University of Queensland researchers have discovered how COVID-19 damages the heart, opening the door to future treatments.
This initial study, with a small cohort, found that COVID-19 damaged DNA in heart tissue, which was not detected in flu samples.
Dr Arutha Kulasinghe, a researcher at UQ’s Diamantina Institute, said the team found that while COVID-19 and influenza are serious respiratory viruses, they appeared to affect heart tissue very differently.
“Compared to the 2009 flu pandemic, COVID has caused more severe and long-term cardiovascular disease, but what caused it at the molecular level was not known,” said Dr. Kulasinghe.
“During our study, we were unable to detect viral particles in cardiac tissues from patients with COVID-19, but what we found were tissue changes associated with DNA damage and repair.
“DNA damage and repair mechanisms promote genomic instability and are linked to chronic diseases such as diabetes, cancer, atherosclerosis and neurodegenerative disorders, so it is important to understand why this happens in patients with COVID-19”.
Data associated with the impact of COVID on the heart has previously been limited to blood biomarkers and physiological measurement, as obtaining cardiac biopsy samples is invasive.
This study was able to gain deeper insights using real heart tissues collected during autopsies from seven COVID patients in Brazil, two people who died from the flu, and six control patients.

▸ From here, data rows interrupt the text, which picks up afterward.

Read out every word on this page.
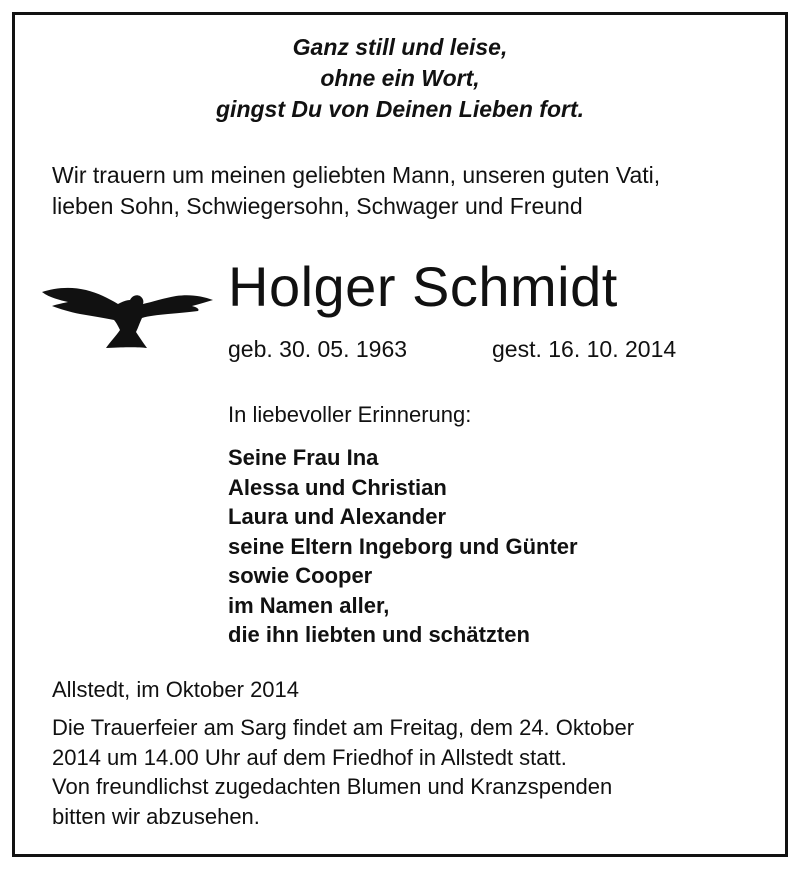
Ganz still und leise,
ohne ein Wort,
gingst Du von Deinen Lieben fort.
Wir trauern um meinen geliebten Mann, unseren guten Vati,
lieben Sohn, Schwiegersohn, Schwager und Freund
Holger Schmidt
geb. 30. 05. 1963	gest. 16. 10. 2014
In liebevoller Erinnerung:
Seine Frau Ina
Alessa und Christian
Laura und Alexander
seine Eltern Ingeborg und Günter
sowie Cooper
im Namen aller,
die ihn liebten und schätzten
Allstedt, im Oktober 2014
Die Trauerfeier am Sarg findet am Freitag, dem 24. Oktober
2014 um 14.00 Uhr auf dem Friedhof in Allstedt statt.
Von freundlichst zugedachten Blumen und Kranzspenden
bitten wir abzusehen.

UQ Professor John Fraser, who established the International COVID-19 Critical Care Consortium, said the findings provided insight into how COVID-19 affected the body compared to other respiratory viruses.
“When we looked at heart tissue samples from influenza, we identified that it caused excess inflammation,” Professor Fraser said.
“Whereas we found that COVID-19 attacked the heart’s DNA, probably directly and not just as a result of inflammation.
“Our study has highlighted that the two viruses appear to affect heart tissue very differently, something we want to understand better in larger cohort studies.
“What we have shown categorically is that COVID is not ‘like the flu.’
“This study helps us understand how COVID-19 affects this heart, and this is the first step in figuring out what treatments might be best to repair this heart.”
The international team included UQ’s Dr Fernando Guimaraes, Professor Gabrielle Belz and Dr Kirsty Short, Ning Liu and researchers from WEHI, as well as Prince Charles Hospital’s Critical Care Research Group.
The research was published in Immunology.